You can change this with
gemini-wrapper.pl --ref /path/to/reference.fa --snpeff /path/to/snpeff
If you change the snpeff variable you will probably need to change the snpeff_opt
gemini-wrapper.pl --snpef_opt "-c /path/to/snpeff/snpEff.config -formatEff -classic GRCh37.75"
The gemini db_load_opts has the default set as " -t snpeff". If you would instead like to load it with "--skip_cadd --cores 3 -t snpeff" look at the following.
gemini_wrapper.pl --db_load_opts "--skip_cadd --cores 3 -t snpeff"
This can be easily accomplished with environment modules. For more information please refer to the modules documentation. http://modules.sourceforge.net/
For more functional documentation check out the wikipedia page. https://en.wikipedia.org/wiki/Environment_Modules_(software)
For easy install try
sudo yum install environment-modules
See what the variables are with
env |grep MODULE
You can create a custom module path with
export MODULEPATH=/path/to/user/modules:$MODULEPATH
SnpEff Module example
#%Module1.0#######################################################################
## SnpEff modulefile
##
proc ModulesHelp { } {
puts stderr "\tAdds the snpeff binaries to your path.\n module load snpeff \n java -jar $SNPEFF/snpEff.jar -c /path/to/configuration/file/snpEff.config <args>"
}
module-whatis "Adds the snpeff binaries to your path."

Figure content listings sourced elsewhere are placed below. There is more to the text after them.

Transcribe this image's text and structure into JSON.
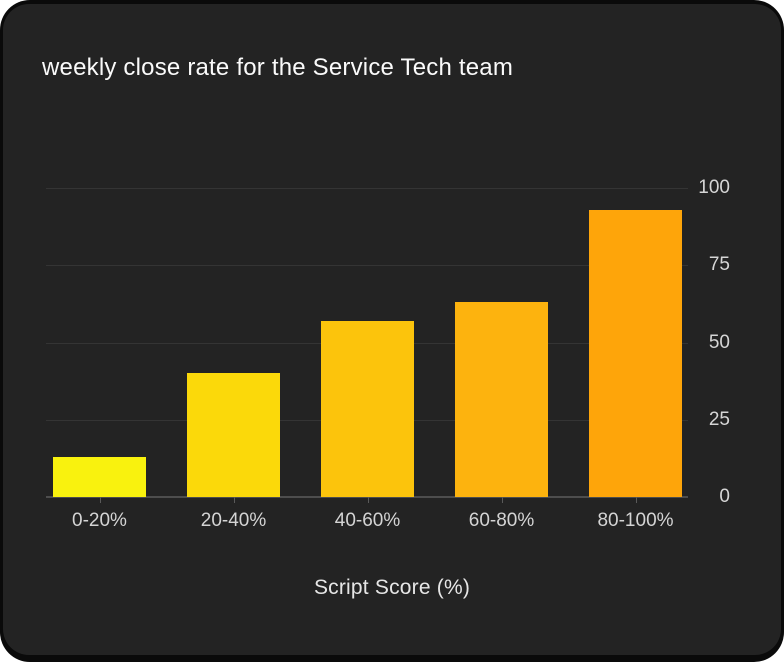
{
  "card": {
    "title": "weekly close rate for the Service Tech team"
  },
  "chart_data": {
    "type": "bar",
    "title": "weekly close rate for the Service Tech team",
    "categories": [
      "0-20%",
      "20-40%",
      "40-60%",
      "60-80%",
      "80-100%"
    ],
    "values": [
      13,
      40,
      57,
      63,
      93
    ],
    "xlabel": "Script Score (%)",
    "ylabel": "",
    "ylim": [
      0,
      100
    ],
    "yticks": [
      0,
      25,
      50,
      75,
      100
    ],
    "grid": true,
    "legend": false,
    "yaxis_position": "right",
    "bar_colors": [
      "#f9f20e",
      "#fbd90a",
      "#fcc40c",
      "#fdb30e",
      "#fea50a"
    ],
    "colors": {
      "frame_bg": "#0a0a0a",
      "card_bg": "#232323",
      "gridline": "#343434",
      "axis_line": "#4d4d4d",
      "tick_text": "#d6d6d6",
      "title_text": "#fafafa"
    }
  }
}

module add java/jdk1.7.0_67
set ROOT_DIR /system/apps/software
setenv SNPEFF $ROOT_DIR/snpEff
#For analysis and denormalizing
module add samtools/1.2
prepend-path PATH $ROOT_DIR/vt
Upcoming Functionality
Add in a VEP workflow option
AUTHOR
Jillian Rowe <jillian.e.rowe@gmail.com>
ACKNOWLEDGEMENTS
This module was originally developed at and for Weill Cornell Medical College in Qatar. With approval from WCMC-Q, this information was generalized and put on github, for which the authors would like to express their gratitude.